In a minor essay entitled The Crisis of the Identification Process Castoriadis really touches base. He sums up the crisis of meaning in capitalist societies - the crisis which is at the root of our search for alternatives.
Every society, he says, needs to develop a self-representation - it needs to come up with an idea, or an image (this being the work of what Castoriadis calls the social imaginary) of what it is (in our case, an idea of who we are) and an idea of what it is up to (an idea of the ends of social action). This self-representation has to move people - Castoriadis goes on to talk about societies loving themselves - and the conception of the ends of social action needs to motivate people. In the words of the psychoanalyst, these must be representations that people cathect.
Modern societies instituted two central significations: the ever-increasing rational mastery of nature and society, and the search for a form of social freedom, whether it be liberal, socialist or revolutionary. The second has virtually withered away, and what remains is no more than rare acts of voting and frequent acts of shopping - neither of them capable of defining a "we" that has some solidity.
To quote: "The sole signification truly present and dominant today is the capitalist one, that of the indefinite expansion of "mastery," which at the same time-and here we come to our central point-finds itself emptied of all the content that might endow it with the vitality it once enjoyed and that could, for better or for worse, allow the processes of identification to be carried out.

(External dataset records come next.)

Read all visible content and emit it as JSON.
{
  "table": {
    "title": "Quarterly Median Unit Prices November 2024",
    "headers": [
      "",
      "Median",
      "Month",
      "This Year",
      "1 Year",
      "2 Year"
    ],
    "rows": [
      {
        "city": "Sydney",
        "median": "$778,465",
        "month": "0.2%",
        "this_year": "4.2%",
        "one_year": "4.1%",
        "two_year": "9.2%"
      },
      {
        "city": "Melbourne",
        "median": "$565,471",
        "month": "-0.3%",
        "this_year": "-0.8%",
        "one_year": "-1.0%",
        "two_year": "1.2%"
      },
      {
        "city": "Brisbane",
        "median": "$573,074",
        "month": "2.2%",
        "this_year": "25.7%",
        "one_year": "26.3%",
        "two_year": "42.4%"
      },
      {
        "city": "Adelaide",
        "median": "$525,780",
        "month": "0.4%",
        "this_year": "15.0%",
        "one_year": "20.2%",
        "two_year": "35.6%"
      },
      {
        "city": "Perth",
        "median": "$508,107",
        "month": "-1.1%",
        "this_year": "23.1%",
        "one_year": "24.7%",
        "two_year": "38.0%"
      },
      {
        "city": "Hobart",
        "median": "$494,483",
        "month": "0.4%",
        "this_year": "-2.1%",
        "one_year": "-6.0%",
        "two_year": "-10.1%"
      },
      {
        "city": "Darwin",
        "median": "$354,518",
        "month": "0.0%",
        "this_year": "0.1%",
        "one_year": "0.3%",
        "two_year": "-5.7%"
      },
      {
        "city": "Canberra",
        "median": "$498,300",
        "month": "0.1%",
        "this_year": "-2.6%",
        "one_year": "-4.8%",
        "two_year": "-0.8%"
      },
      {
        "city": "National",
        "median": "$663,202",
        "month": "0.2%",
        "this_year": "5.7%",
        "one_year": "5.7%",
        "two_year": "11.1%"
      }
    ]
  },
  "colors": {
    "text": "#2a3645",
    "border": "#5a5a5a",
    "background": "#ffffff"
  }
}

"One essential part of this signification was its mythology of "progress," which gave a meaning both to history and to future-oriented aims and which also gave a meaning to society, such as it was, as supposedly the best support for this kind of "progress." We know that this mythology is now falling into ruin. But what, we may ask, is today the subjective expression, for individuals, of this signification and this reality that is the "expansion," apparently "unlimited," of "mastery"?
"For a small number, it is, of course, a certain "power," whether real or illusory, and the increase thereof. For the overwhelming majority of people, however, it is not and cannot be anything but a continual increase in consumption, including alleged leisure, which has now become an end in itself. What is becoming, then, of thegeneral model of identification that the institution offers to society and that it proposes to and imposes on individuals as social individuals? The model is now the individual who earns the most and enjoys the most. Things are as simple and banal as that."
This reminds me of Thatcher's rise to power in the U.K., which was supposed to be some kind of renaissance of British culture - a re-invigoration of what Castoriadis would have called the British imaginary. In practice I don't remember much more happening than a war with the Argentinians (over a handful of islands whose real value was never made particularly clear) and a campaign launched in the media to "Buy British".
It also makes me think of the prevailing image of governments in the West - especially in Europe. The government tries to project itself as little more than a competent manager of the economy. In Europe there is absolutely no attempt to engender a self-consciously European culture with a new social identity and a new sense of purpose as Europeans. From the standpoint of the party politician, society is little more than the market and the institutions that support it. Once society is identified as the coexistence of consuming monads the need to define - to create - some sense of "we" simply cannot register.
As a psychoanalyst Castoriadis emphasizes the psychological role that an enduring sense of this "we" can play for the individual. The identification serves as a defense against death - the identification with an imagined imperishable collectivity is a way of living with one's mortality. The absence of this helps to explain the modern individual's desperate need for a continual supply of distractions. In the words of Cornelius: "The modern individual lives in a headlong flight from the knowledge both that he is going to die and that nothing he does, strictly speaking, has the slightest meaning. So he runs, he jogs, he shops in supermarkets, he goes channel surfing, and so on-he distracts himself."
However much liberals insist that there is a liberal society (and for the market to work there must be a society of sorts) there is still this lack of a meaningful sense of who we are, what we are doing and where we are heading. Some liberal theoreticians might have an answer to that question and feel happy with it, but in actually existing liberal cultures no answer is instituted - we are not (consciously) doing something together, striving to achieve some collective goal. As individuals we are just out to maximize our personal happiness, and as politicians we are just trying to tweak the money supply to ensure that there is continual economic growth (because if gaps started to appear on the supermarket shelves the entire liberal edifice would crumble).
Toward the end of the essay Castoriadis makes a point that has been on my mind for a while now: going beyond capitalism requires going back to the past. History has become virtually meaningless. The liberation of the individual as a consumer presupposes that the past is made irrelevant (because history is our past, not mine). As he puts it: "I do not see how a new historical creation could effectively and lucidly stand up to and oppose this bizarre formlessness in which we live unless it were to instaurate a new and fecund relation to tradition. ...Thatdoes not mean that we should restore traditional values as such or because they are traditional; rather, we should establish a critical attitude whereby we are capable of granting recognition to some values that have been lost."
In a sense, a new radicalism will also have to be a new conservatism.